As one component to this effort, the Administration has asked Congress for authority to reform the Corporate Average Fuel Economy (CAFE) program, as recommended by the congressionally-requested National Academy of Sciences (NAS) CAFE report, to include possible reforms such as attribute-based standards and tradeable fuel economy credits. Such reforms have the potential to enable the Nation to simultaneously save fuel, lives, and jobs. The NAS report clearly highlighted the additional traffic injuries and fatalities caused by CAFE's current incentives for manufacturers to produce and sell smaller and lighter vehicles. Moreover, the NAS warned of the possibility of further fatalities and injuries if current CAFE standards are arbitrarily increased.

For these reasons, the Administration strongly opposes the CAFE provisions in S. 517. Based on the NAS report, the Administration is deeply concerned that S. 517 would contribute to many thousands of additional passenger fatalities and injuries. In the wake of the report's findings about CAFE's safety implications, protecting passenger safety should be explicitly incorporated as a consideration in setting future fuel economy standards.

The Administration also notes with concern that a recent analysis by the Energy Information Administration found that S. 517's CAFE provision would (1) cause new vehicles to be several hundred pounds lighter, which the NAS warned would increase passenger fatalities and injuries; (2) lead to 200,000 total job losses in 2010 and 450,000 job losses in 2015; (3) cost $170 billion in lost economic output between 2003 and 2020.

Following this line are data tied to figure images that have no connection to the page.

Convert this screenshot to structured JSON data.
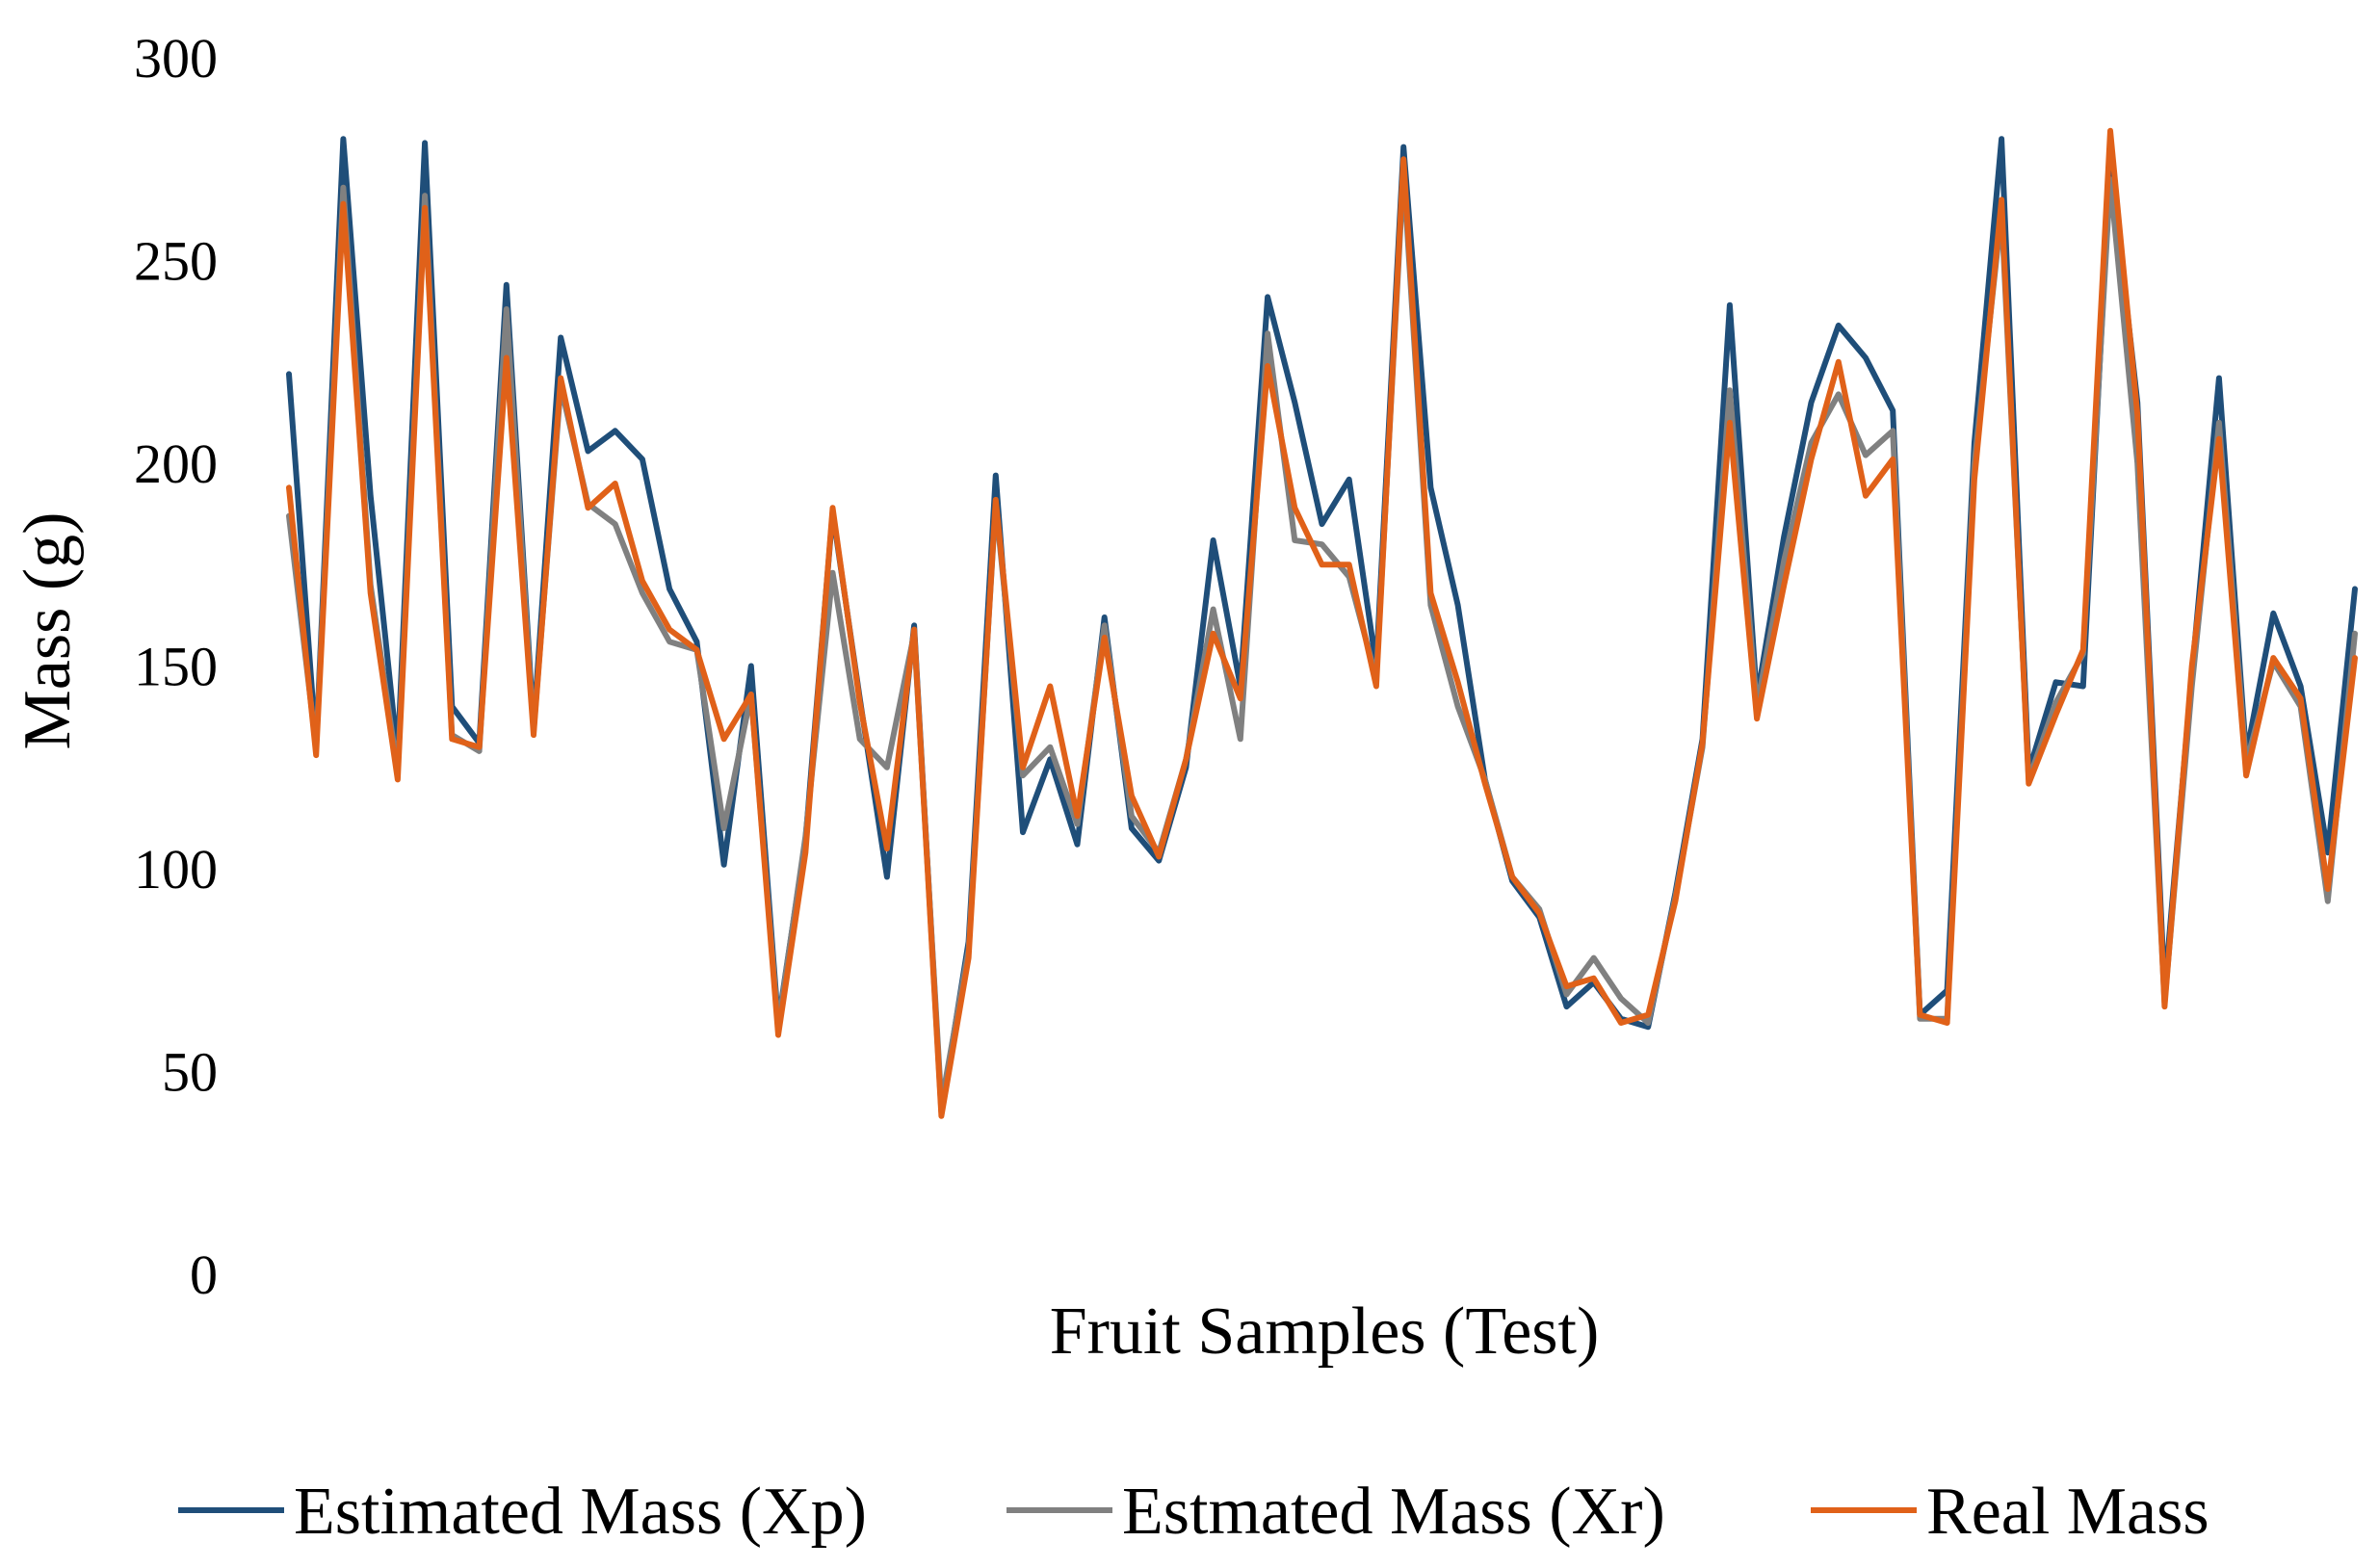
{
  "chart_data": {
    "type": "line",
    "title": "",
    "xlabel": "Fruit Samples (Test)",
    "ylabel": "Mass (g)",
    "ylim": [
      0,
      300
    ],
    "yticks": [
      0,
      50,
      100,
      150,
      200,
      250,
      300
    ],
    "grid": false,
    "legend_position": "bottom",
    "sample_count": 77,
    "series": [
      {
        "name": "Estimated Mass (Xp)",
        "color": "#1f4e79",
        "values": [
          222,
          130,
          280,
          192,
          128,
          279,
          140,
          131,
          244,
          135,
          231,
          203,
          208,
          201,
          169,
          156,
          101,
          150,
          62,
          107,
          188,
          142,
          98,
          160,
          40,
          82,
          197,
          109,
          127,
          106,
          162,
          110,
          102,
          125,
          181,
          145,
          241,
          215,
          185,
          196,
          150,
          278,
          194,
          165,
          122,
          97,
          88,
          66,
          72,
          63,
          61,
          94,
          132,
          239,
          142,
          182,
          215,
          234,
          226,
          213,
          64,
          70,
          205,
          280,
          124,
          146,
          145,
          275,
          215,
          70,
          148,
          221,
          128,
          163,
          145,
          104,
          169
        ]
      },
      {
        "name": "Estmated Mass (Xr)",
        "color": "#808080",
        "values": [
          187,
          130,
          268,
          170,
          124,
          266,
          133,
          129,
          238,
          134,
          219,
          190,
          185,
          168,
          156,
          154,
          110,
          143,
          61,
          108,
          173,
          132,
          125,
          158,
          42,
          80,
          190,
          123,
          130,
          111,
          160,
          113,
          104,
          127,
          164,
          132,
          232,
          181,
          180,
          172,
          147,
          272,
          165,
          140,
          122,
          98,
          90,
          69,
          78,
          68,
          62,
          93,
          130,
          218,
          140,
          176,
          205,
          217,
          202,
          208,
          63,
          63,
          200,
          262,
          122,
          141,
          153,
          270,
          200,
          67,
          145,
          210,
          126,
          151,
          140,
          92,
          158
        ]
      },
      {
        "name": "Real Mass",
        "color": "#e06119",
        "values": [
          194,
          128,
          264,
          168,
          122,
          263,
          132,
          130,
          226,
          133,
          221,
          189,
          195,
          171,
          159,
          154,
          132,
          143,
          59,
          104,
          189,
          141,
          105,
          159,
          39,
          78,
          191,
          125,
          145,
          113,
          157,
          118,
          103,
          127,
          158,
          142,
          224,
          189,
          175,
          175,
          145,
          275,
          168,
          146,
          121,
          98,
          89,
          71,
          73,
          62,
          64,
          92,
          131,
          210,
          137,
          170,
          201,
          225,
          192,
          201,
          64,
          62,
          196,
          265,
          121,
          138,
          154,
          282,
          212,
          66,
          150,
          206,
          123,
          152,
          142,
          95,
          152
        ]
      }
    ]
  }
}
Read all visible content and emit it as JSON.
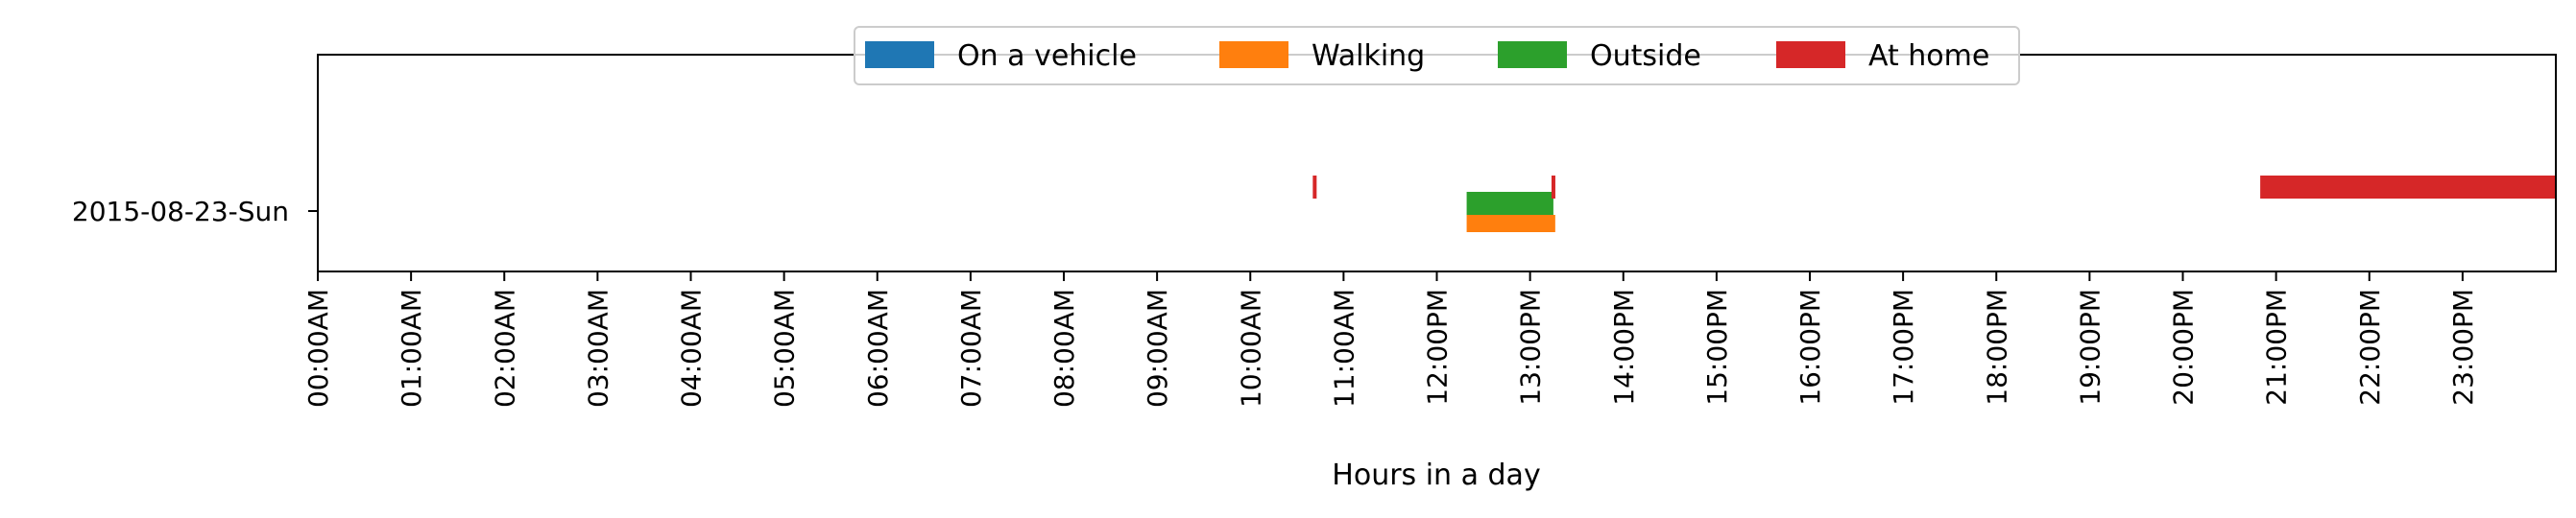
{
  "chart_data": {
    "type": "bar",
    "orientation": "horizontal",
    "xlabel": "Hours in a day",
    "ylabel": "",
    "title": "",
    "xlim": [
      0,
      24
    ],
    "x_tick_values": [
      0,
      1,
      2,
      3,
      4,
      5,
      6,
      7,
      8,
      9,
      10,
      11,
      12,
      13,
      14,
      15,
      16,
      17,
      18,
      19,
      20,
      21,
      22,
      23
    ],
    "x_tick_labels": [
      "00:00AM",
      "01:00AM",
      "02:00AM",
      "03:00AM",
      "04:00AM",
      "05:00AM",
      "06:00AM",
      "07:00AM",
      "08:00AM",
      "09:00AM",
      "10:00AM",
      "11:00AM",
      "12:00PM",
      "13:00PM",
      "14:00PM",
      "15:00PM",
      "16:00PM",
      "17:00PM",
      "18:00PM",
      "19:00PM",
      "20:00PM",
      "21:00PM",
      "22:00PM",
      "23:00PM"
    ],
    "categories": [
      "2015-08-23-Sun"
    ],
    "grid": false,
    "legend_placement": "top-center",
    "series": [
      {
        "name": "On a vehicle",
        "color": "#1f77b4",
        "intervals": []
      },
      {
        "name": "Walking",
        "color": "#ff7f0e",
        "intervals": [
          [
            12.32,
            13.27
          ]
        ]
      },
      {
        "name": "Outside",
        "color": "#2ca02c",
        "intervals": [
          [
            12.32,
            13.25
          ]
        ]
      },
      {
        "name": "At home",
        "color": "#d62728",
        "intervals": [
          [
            10.67,
            10.7
          ],
          [
            13.23,
            13.26
          ],
          [
            20.83,
            24.0
          ]
        ]
      }
    ]
  }
}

Concerning global climate initiatives, the President recently announced an aggressive plan to reduce the projected growth in U.S. greenhouse gas emissions in the next decade, along with a comprehensive set of domestic and international policy initiatives. The Administration would support legislation that is consistent with this plan, particularly to advance the goal of reducing the "greenhouse gas intensity" of the American economy and improving the existing Department of Energy registry for reporting and crediting voluntary emissions reductions. Improving the existing registry would be more productive than imposing new expansive and burdensome mandatory nation-wide emissions reporting requirements as contained in S. 517.

In addition, the Administration has recently established a new Committee on Climate Change Science and Technology Integration, chaired by the Secretary of Commerce, to manage the Federal climate science and technology research programs and report to the ongoing cabinet-level global climate working group. The Administration, therefore, has serious concerns about S. 517's highly prescriptive provisions, which would create an unwieldy new climate policy bureaucracy. The bill's requirements would also interfere with the President's constitutional authority to supervise the Executive Branch and unconstitutionally restrict the President's powers under the Appointments Clause.

Finally, the Administration opposes provisions in the bill authorizing Federal spending at unrealistically high levels that significantly exceed the President's Budget request.

The Administration remains strongly committed to enactment of energy legislation this year and will work with Congress to pass comprehensive, environmentally sensitive, and economically responsible energy legislation as called for by the NEP.

Pay-As-You-Go Scoring

Any law that would reduce receipts or increase direct spending is subject to the pay-as-you-go requirements of the Balanced Budget and Emergency Deficit Control Act. Accordingly, S. 517, or any substitute amendment in lieu thereof that would reduce revenues or increase direct spending, will be subject to the pay-as-you-go requirement. OMB has not completed the scoring of S. 517, but a preliminary scoring indicates that S. 517 would have net budget costs. The Administration will work with Congress to ensure that any unintended sequester of spending does not occur under current law or through the enactment of any other proposals that meet the President's objectives.